Birth tends to be where the infamous Mom Guilt begins for many. We are SO hard on ourselves and have high expectations of ourselves. We let the world’s expectations of us play over and over again in our heads until we feel inadequate. Not good enough. Like a failure. The truth is, birth isn’t always a beautiful, empowering and positive experience. It can be raw and downright terrifying. That’s something we need to start acknowledging instead of feeling guilty when things don’t go as planned or we don’t feel like we wanted to after birth. Sometimes we don’t even want to relive those memories because the guilt is too painful.
Whether you had a C-section, unmedicated birth, epidural… no matter how you give birth, it’s beautiful. It’s a miracle. You should be nothing but proud of yourself. You grew a human being inside of your body. Think about that.

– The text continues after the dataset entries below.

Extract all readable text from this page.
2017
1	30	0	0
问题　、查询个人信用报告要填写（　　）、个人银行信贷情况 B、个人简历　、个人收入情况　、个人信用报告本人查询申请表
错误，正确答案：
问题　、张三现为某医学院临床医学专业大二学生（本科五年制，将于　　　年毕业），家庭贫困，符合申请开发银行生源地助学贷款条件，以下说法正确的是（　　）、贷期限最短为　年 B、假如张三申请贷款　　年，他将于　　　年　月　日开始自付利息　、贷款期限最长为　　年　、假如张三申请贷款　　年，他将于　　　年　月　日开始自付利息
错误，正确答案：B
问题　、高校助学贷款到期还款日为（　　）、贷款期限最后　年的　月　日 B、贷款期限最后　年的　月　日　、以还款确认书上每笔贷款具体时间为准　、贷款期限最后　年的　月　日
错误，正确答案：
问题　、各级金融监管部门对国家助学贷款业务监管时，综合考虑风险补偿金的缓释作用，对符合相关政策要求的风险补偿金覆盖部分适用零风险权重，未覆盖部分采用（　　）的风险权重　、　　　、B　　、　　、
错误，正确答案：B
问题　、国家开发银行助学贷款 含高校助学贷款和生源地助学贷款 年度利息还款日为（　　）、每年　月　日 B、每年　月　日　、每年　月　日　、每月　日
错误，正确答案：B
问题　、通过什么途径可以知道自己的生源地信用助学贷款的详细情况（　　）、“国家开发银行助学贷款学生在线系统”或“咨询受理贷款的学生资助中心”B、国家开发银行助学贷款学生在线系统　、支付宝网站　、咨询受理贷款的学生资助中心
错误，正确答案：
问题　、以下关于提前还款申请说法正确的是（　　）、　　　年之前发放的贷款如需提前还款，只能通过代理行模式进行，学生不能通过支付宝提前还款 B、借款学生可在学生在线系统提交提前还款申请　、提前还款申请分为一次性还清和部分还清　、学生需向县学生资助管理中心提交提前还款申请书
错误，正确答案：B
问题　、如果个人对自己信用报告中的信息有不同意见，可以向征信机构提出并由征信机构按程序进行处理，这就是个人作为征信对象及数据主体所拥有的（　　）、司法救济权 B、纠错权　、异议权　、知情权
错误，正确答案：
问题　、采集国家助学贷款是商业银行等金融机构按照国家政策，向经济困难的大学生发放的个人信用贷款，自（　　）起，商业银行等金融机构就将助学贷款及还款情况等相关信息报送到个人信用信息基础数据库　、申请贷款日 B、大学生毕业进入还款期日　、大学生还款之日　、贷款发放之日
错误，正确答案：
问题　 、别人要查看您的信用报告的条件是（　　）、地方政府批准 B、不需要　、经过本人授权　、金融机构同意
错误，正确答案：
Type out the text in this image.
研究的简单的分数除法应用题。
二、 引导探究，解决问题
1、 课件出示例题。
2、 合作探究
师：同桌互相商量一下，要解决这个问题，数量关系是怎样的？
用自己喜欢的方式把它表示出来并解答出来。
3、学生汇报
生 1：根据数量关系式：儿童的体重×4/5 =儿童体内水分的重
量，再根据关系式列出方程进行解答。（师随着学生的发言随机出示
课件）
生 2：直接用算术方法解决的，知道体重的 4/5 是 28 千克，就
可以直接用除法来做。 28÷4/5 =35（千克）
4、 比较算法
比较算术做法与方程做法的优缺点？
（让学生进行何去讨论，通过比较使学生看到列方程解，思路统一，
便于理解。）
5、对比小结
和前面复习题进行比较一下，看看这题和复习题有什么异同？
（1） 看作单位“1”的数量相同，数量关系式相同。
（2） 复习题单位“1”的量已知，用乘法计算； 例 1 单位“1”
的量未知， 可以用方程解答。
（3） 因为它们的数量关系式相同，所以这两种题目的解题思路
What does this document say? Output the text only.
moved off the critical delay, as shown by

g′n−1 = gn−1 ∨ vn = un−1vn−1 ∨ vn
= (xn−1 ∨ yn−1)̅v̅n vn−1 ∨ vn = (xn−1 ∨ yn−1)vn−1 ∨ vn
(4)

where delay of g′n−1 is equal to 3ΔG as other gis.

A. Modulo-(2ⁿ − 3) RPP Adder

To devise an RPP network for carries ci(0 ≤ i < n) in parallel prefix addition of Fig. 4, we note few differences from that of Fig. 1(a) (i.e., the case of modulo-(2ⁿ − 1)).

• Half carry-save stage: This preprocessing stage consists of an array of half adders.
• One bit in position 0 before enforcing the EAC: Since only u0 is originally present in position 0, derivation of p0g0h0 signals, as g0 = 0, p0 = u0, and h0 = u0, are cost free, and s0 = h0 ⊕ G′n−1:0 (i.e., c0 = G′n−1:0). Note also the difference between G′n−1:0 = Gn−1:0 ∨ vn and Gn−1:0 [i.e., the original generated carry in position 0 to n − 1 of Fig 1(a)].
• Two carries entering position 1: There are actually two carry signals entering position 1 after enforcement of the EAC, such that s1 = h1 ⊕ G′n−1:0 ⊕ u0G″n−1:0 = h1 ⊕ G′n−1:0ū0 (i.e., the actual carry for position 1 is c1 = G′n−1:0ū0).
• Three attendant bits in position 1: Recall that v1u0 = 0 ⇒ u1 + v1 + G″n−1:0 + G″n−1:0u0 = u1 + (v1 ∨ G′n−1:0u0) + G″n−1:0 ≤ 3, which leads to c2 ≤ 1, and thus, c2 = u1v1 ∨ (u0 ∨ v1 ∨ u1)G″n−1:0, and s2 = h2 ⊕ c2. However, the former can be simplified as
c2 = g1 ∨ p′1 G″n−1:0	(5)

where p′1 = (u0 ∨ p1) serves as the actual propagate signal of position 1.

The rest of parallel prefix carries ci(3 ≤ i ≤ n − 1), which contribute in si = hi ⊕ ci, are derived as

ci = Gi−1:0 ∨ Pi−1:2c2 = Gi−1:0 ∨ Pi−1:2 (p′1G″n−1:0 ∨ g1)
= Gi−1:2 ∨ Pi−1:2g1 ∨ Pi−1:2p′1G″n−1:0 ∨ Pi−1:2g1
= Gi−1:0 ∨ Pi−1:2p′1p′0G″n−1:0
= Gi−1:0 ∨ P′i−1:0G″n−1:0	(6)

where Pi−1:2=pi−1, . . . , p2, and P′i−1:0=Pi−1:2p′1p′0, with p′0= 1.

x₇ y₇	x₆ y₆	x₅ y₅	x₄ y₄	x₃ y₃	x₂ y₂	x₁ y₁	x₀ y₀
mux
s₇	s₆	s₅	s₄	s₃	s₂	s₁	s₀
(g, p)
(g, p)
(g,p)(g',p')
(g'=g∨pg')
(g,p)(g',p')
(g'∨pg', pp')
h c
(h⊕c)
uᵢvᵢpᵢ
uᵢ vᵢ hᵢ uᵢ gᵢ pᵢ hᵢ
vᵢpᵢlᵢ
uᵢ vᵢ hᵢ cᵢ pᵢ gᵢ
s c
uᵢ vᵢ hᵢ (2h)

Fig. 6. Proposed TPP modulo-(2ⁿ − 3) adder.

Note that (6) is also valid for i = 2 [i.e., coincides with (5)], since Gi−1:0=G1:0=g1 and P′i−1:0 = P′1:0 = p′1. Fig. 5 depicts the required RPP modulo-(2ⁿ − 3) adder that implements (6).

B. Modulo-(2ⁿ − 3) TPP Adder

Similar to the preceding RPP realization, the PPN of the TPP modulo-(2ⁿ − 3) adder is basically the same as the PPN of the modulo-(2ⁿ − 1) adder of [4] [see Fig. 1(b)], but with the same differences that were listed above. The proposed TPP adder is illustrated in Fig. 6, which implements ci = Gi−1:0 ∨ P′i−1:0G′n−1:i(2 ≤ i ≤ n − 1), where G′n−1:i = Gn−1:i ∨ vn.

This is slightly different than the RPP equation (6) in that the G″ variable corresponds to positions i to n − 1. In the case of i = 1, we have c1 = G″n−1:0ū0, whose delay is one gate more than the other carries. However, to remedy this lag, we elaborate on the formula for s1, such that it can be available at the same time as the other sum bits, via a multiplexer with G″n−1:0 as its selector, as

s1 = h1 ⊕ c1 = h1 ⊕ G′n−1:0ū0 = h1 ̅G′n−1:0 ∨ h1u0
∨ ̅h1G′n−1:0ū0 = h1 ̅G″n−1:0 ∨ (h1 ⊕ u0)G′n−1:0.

You nourished and grew a PERSON inside of you. All the morning sickness, the aches and pains, the complications…you went through so much to grow your beautiful baby. It does not matter how the baby comes earthside. No one should feel lesser or better than anyone else for giving birth a certain way. So, Mama, take a deep breath and be proud of yourself for giving your baby the gift of life, no matter how it happened. What matters most is that you love that child from the depth of your heart and you are going to do everything in your power to make sure they know that once they are outside of the womb.